U.S. consumer sentiment rebounded strongly in early October, suggesting that the economic recovery remained on track despite headwinds from a strong dollar and weak global demand that have weighed on the industrial sector, particularly manufacturing.
The snapback in sentiment reported on Friday underscored robust domestic demand and offered hope that consumer spending would remain solid enough to support economic growth, which has slowed significantly in recent months.
The University of Michigan said its consumer sentiment index rose to 92.1 in early October from a reading of 87.2 September. The survey’s current conditions sub-index shot up to 106.7 this month from 101.2 in September.
The index at current levels has historically been consistent with roughly a 4 percent annualized rate of consumer spending growth, according to economists.
“This suggests that U.S. household sentiment has turned an important corner, and is a hopeful sign on the outlook for consumer spending activity going forward, given signs of weakness in other parts of the economy,” said Millan Mulraine, deputy chief economist at TD Securities in New York.
The rise in sentiment, which likely reflected cheaper gasoline prices, suggested limited impact from recent stock market volatility. Consumers were the most optimistic about their personal financial expectations since 2007.
Their views toward purchases of long-lasting manufactured goods were equally bullish.
Consumer spending accounts for more than two-thirds of U.S. economic activity and has been the bright spot in the economy as the industrial sector wobbles under the onslaught of slowing global growth and the resurgent dollar, which have eroded demand for U.S. manufactured goods.
It is also being weighed down by lower energy oil prices that have undercut capital investment in the energy sector, as well as an effort by businesses to whittle down their inventories.
U.S. stocks were trading higher on Friday, while prices were U.S. Treasuries were mostly weaker. The U.S. dollar rose against a basket of currencies.

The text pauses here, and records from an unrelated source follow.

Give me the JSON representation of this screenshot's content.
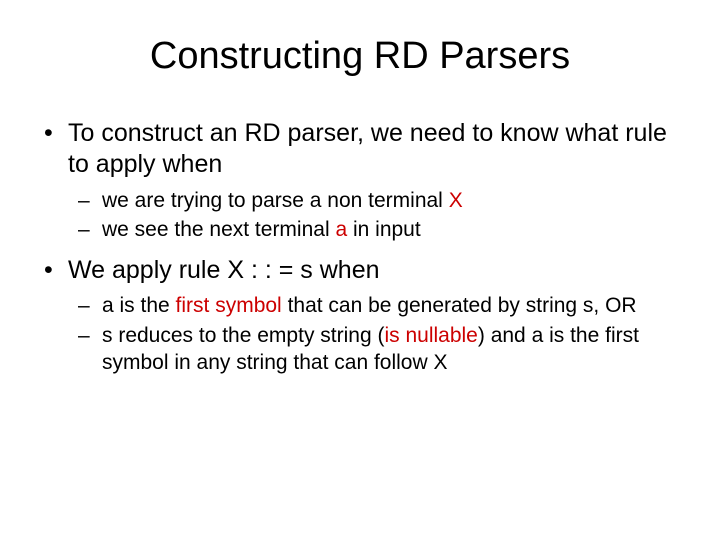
{
  "title": "Constructing RD Parsers",
  "bullets": [
    {
      "text": "To construct an RD parser, we need to know what rule to apply when",
      "subs": [
        {
          "pre": "we are trying to parse a non terminal ",
          "hl": "X",
          "post": ""
        },
        {
          "pre": "we see the next terminal ",
          "hl": "a",
          "post": " in input"
        }
      ]
    },
    {
      "text": "We apply rule  X : : = s when",
      "subs": [
        {
          "pre": "a is the ",
          "hl": "first symbol",
          "post": " that can be generated by string s, OR"
        },
        {
          "pre": "s reduces to the empty string (",
          "hl": "is nullable",
          "post": ") and a is the first symbol in any string that can follow X"
        }
      ]
    }
  ]
}
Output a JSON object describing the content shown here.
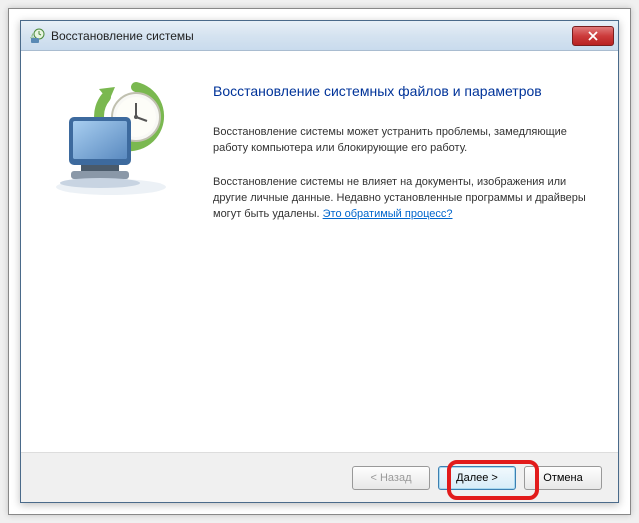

WEAK INDUSTRIAL PRODUCTION
In a separate report, the Federal Reserve said industrial output slipped 0.2 percent on renewed weakness in oil and gas drilling after dipping 0.1 percent in August. Industrial production rose at an annual rate of 1.8 percent in the third quarter.
“We do not expect the recent slowing to lead to a broader pullback in aggregate growth, as service sector activity remains solid,” said Jesse Hurwitz, an economist at Barclays in New York.
Manufacturing accounts for about 12 percent of the U.S. economy. Still, the weak industrial production report added to soft trade, retail sales and employment data that have pointed to a significant slowdown in growth after the economy expanded at a 3.9 percent annual pace in the second quarter.
Third-quarter growth estimates are currently around a 1.5 percent rate. Slower growth and low inflation have diminished expectations of an interest rate hike from the Fed this year.
Manufacturing output fell 0.1 percent in September even though robust demand for automobiles lifted motor vehicle and parts production by 0.2 percent. Manufacturing output dropped by 0.4 percent in August. For the third quarter, manufacturing output increased at a rate of 2.5 percent.
There were declines in the production of computer and electronic products, as well as electronic equipment, appliances and components. Primary metals and machinery output increased.
Mining production fell 2.0 percent as oil and gas well drilling tumbled 4.0 percent after increasing for two straight months. An almost 60 percent plunge in oil prices since June 2014 has hurt the profits of oil-field companies like Schlumberger (SLB.N) and Halliburton Haling, leading to deep cuts in their capital spending budgets.
Utilities production increased 1.3 percent in September. With output declining, industrial capacity use fell to 77.5 percent from 77.8 percent in August. Officials at the Fed tend to look at capacity use as a signal of how much “slack” remains in the economy and how much room there is for growth to accelerate before it becomes inflationary.
The lackluster industrial production picture was reflected in a swathe of manufacturers’ results on Friday, with General Electric Co (GE.N) and Honeywell International Inc (HON.N) reporting dips in revenue along with profits that were better than forecast.